[overzicht] [activiteiten] [ongeplande activiteiten] [besluiten] [commissies] [geschenken] [kamerleden] [kamerstukdossiers] [🧑mijn] [open vragen]
[toezeggingen] [stemmingen] [verslagen] [🔍 uitgebreid zoeken] [wat is dit?]

Stand van zaken betalingsregeling coronabelastingschulden -mei 2024-

Belastingdienst

Brief regering

Nummer: 2024D22231, datum: 2024-05-30, bijgewerkt: 2024-07-09 15:03, versie: 3

Directe link naar document (.pdf), link naar pagina op de Tweede Kamer site, officiële HTML versie (kst-31066-1388).

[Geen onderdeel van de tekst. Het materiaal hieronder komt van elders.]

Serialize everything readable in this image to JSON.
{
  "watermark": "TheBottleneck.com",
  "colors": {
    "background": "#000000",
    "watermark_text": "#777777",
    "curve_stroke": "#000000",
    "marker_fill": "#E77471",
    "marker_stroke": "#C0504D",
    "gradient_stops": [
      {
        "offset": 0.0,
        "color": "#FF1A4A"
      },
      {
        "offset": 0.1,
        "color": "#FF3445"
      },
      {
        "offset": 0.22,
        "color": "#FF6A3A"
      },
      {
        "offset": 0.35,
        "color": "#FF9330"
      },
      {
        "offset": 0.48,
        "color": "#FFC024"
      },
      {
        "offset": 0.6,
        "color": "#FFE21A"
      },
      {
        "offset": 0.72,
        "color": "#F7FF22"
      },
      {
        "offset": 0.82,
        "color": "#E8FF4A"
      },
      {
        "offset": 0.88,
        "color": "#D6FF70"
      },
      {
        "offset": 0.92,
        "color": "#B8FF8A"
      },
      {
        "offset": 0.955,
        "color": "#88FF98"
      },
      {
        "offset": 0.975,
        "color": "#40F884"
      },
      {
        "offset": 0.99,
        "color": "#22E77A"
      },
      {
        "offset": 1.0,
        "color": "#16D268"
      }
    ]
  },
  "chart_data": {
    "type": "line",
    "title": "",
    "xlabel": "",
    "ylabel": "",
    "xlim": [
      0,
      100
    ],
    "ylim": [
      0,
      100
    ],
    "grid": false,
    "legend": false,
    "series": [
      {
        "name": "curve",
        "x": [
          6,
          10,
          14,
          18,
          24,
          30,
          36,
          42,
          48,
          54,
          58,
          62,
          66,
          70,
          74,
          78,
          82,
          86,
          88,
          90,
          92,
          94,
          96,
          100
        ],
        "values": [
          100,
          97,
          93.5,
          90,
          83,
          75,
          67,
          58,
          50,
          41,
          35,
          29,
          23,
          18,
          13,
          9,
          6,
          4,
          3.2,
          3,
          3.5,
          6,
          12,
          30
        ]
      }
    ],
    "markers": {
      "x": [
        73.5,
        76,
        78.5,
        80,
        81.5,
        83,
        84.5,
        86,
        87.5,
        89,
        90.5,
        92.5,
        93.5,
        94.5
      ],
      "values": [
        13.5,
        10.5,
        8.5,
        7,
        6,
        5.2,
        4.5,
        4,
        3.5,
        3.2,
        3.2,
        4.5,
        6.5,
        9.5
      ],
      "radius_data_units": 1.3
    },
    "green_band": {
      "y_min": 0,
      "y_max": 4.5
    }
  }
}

Gerelateerde personen: Bijlagen:

Onderdeel van kamerstukdossier 31066 -1388 Belastingdienst.

Onderdeel van zaak 2024Z09437:

Onderdeel van activiteiten:

Preview document (🔗 origineel)


Tweede Kamer der Staten-Generaal 2
Vergaderjaar 2023-2024

31 066 Belastingdienst

35 420 Noodpakket banen en economie

Nr. 1388 BRIEF VAN DE STAATSSECRETARIS VAN FINANCIËN

Aan de Voorzitter van de Tweede Kamer der Staten-Generaal

Den Haag, 30 mei 2024

Hierbij bericht ik u over de stand van zaken met betrekking tot coronabelastingschulden.

Zoals ik heb aangegeven in mijn brief van 7 februari 20241 is in deze fase van het proces rond de coronabelastingschulden de aandacht van de uitvoering vooral gericht op het ondersteunen van levensvatbare ondernemers in de coronabetalingsregeling en het uitvoeren van het invorderingsproces bij ondernemers van wie de coronabetalingsregeling is ingetrokken. Ondernemers die om hulp vragen, worden geholpen of naar de juiste instanties doorverwezen en het invorderingsproces voor de groep ondernemers die niet voldoet aan hun betalingsverplichtingen wordt waar mogelijk verder opgepakt.

Op peildatum 29 april resteert nog € 9,6 miljard aan coronabelastingschuld binnen de betalingsregeling voor ongeveer 153.000 ondernemers. Veel ondernemers betalen de termijnbedragen of lossen hun schuld zelfs voortijdig af. Niettemin constateer ik dat er een groep bedrijven is die blijft worstelen met de aflossing van hun coronabelastingschuld. Zij lopen het risico dat de coronabetalingsregeling wordt ingetrokken als zij hun nieuw opgekomen verplichtingen en/of hun termijnbedragen niet betalen. De Belastingdienst biedt handelingsperspectief door versoepelingen van de betalingsregeling, zoals een verlenging van de betaaltermijn of een betaalpauze, of door ondernemers door te verwijzen naar hulpverlenende instanties. Er zijn 54.000 ondernemers van wie de betalingsregeling inmiddels is beëindigd. Zij hebben een openstaande coronabelastingschuld van € 3,2 miljard.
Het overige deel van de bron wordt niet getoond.